Allan Harris – vocals/guitar
Shirazette Tinnin – drums/cajon
Arcoiris Sandoval – piano/keys
Nimrod Speaks – bass
Ever since he burst on the jazz scene in the latter part of the twentieth century, the Brooklyn-born, Harlem-based vocalist/ guitarist/bandleader/composer Allan Harris has reigned supreme as the most accomplished and exceptional singer of his generation. Aptly described by the Miami Herald as an artist blessed with, “the warmth of Tony Bennett, the bite and rhythmic sense of Sinatra, and the sly elegance of Nat ‘King’ Cole,” the ample and aural evidence of Harris’ moving and magisterial artistry can be heard on his ten recordings as a leader; his far-flung and critically-acclaimed concerts around the world, and his numerous awards, which include the New York Nightlife Award for “Outstanding Jazz Vocalist” – which he won three times – the Backstage Bistro Award for “ Ongoing Achievement in Jazz,” the DownBeat Critic’s Poll Award for “Rising Star Jazz Vocalist,” the Hot House Jazz Magazine “Jazz Vocalist of the Year Award” for both 2015 and 2016, and the Harlem Speaks “Jazz Museum of Harlem Award.”

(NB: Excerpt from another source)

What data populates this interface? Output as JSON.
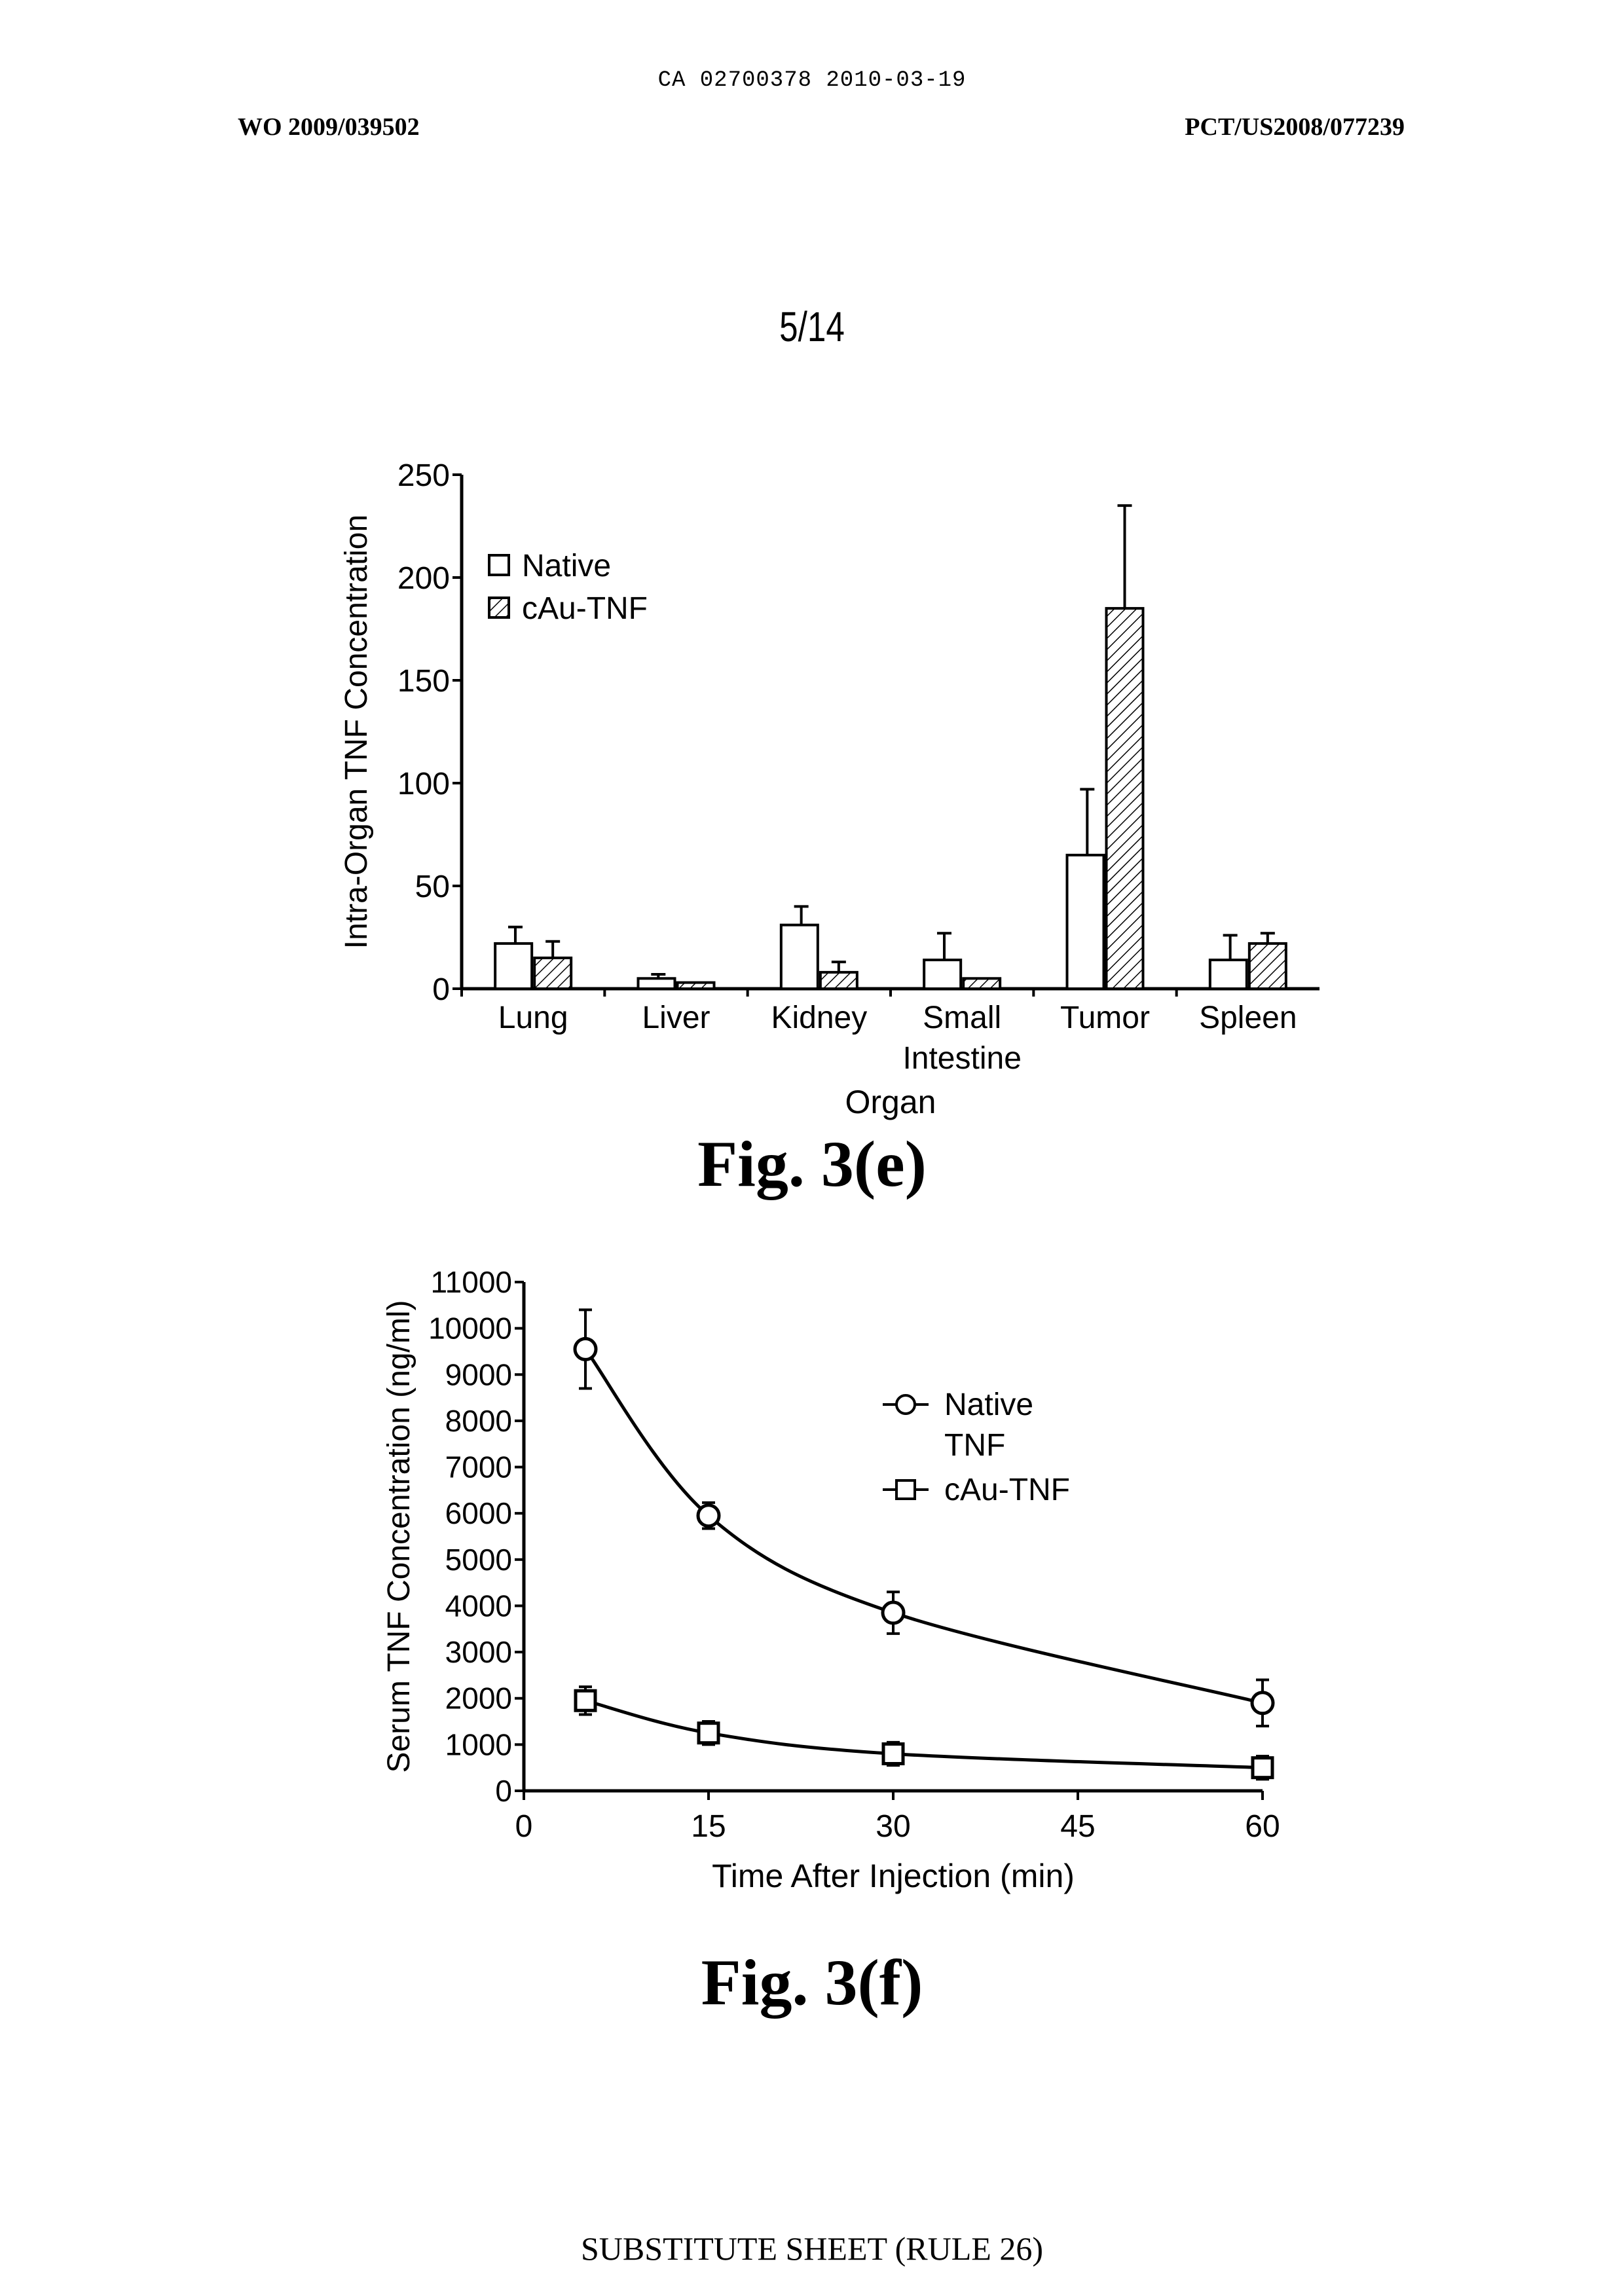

Harris’ mother, Johanna Chemina Ingram-Harris, was a concert pianist, and was a graduate of the first class of New York’s legendary High School for the Performing Arts. Growing up, Harris went to Apollo Sunday afternoon matinees, and he visited his aunt Kate Ingram’s famous soul food restaurant, Kate’s Home Cooking ; located behind the Apollo Theater, featured on the cover of organist Jimmy Smith’s 1960 Blue Note LP, Home Cookin. ’ In this soulful setting, Harris would meet many jazz and R&B stars who worked at the Apollo and came by the restaurant to eat and hang out. Another aunt, Theodosia Ingram, won the Apollo Theater’s Amateur Night Competition and performed at a number of Manhattan clubs, including The Lenox Lounge under her stage name, “Phoebe.” It was through her, that Harris would meet and be mentored by a seminal jazz figure, Clarence Williams: a pioneering African-American composer, sideman and manager of Louis Armstrong and businessman, who owned the Harlem Thrift Shop, and hired Phoebe when she was twenty years old.
Harris has steadily developed his reputation as one of the finest vocalists of his era. He has also performed in several theatrical productions such as Cafe Society Swing at 59E59 Theaters, Maxies (directed by Maurice Hines) at the York Theater, Search Paul Clayton at the Triad, and his own musical Cross That River at the New York Musical Theater Festival. Brooklyn-born and Harlem-based, he has forged his sterling credentials through ten previous albums, covering a broad range of contexts, all netted together within the rich territory of the jazz tradition.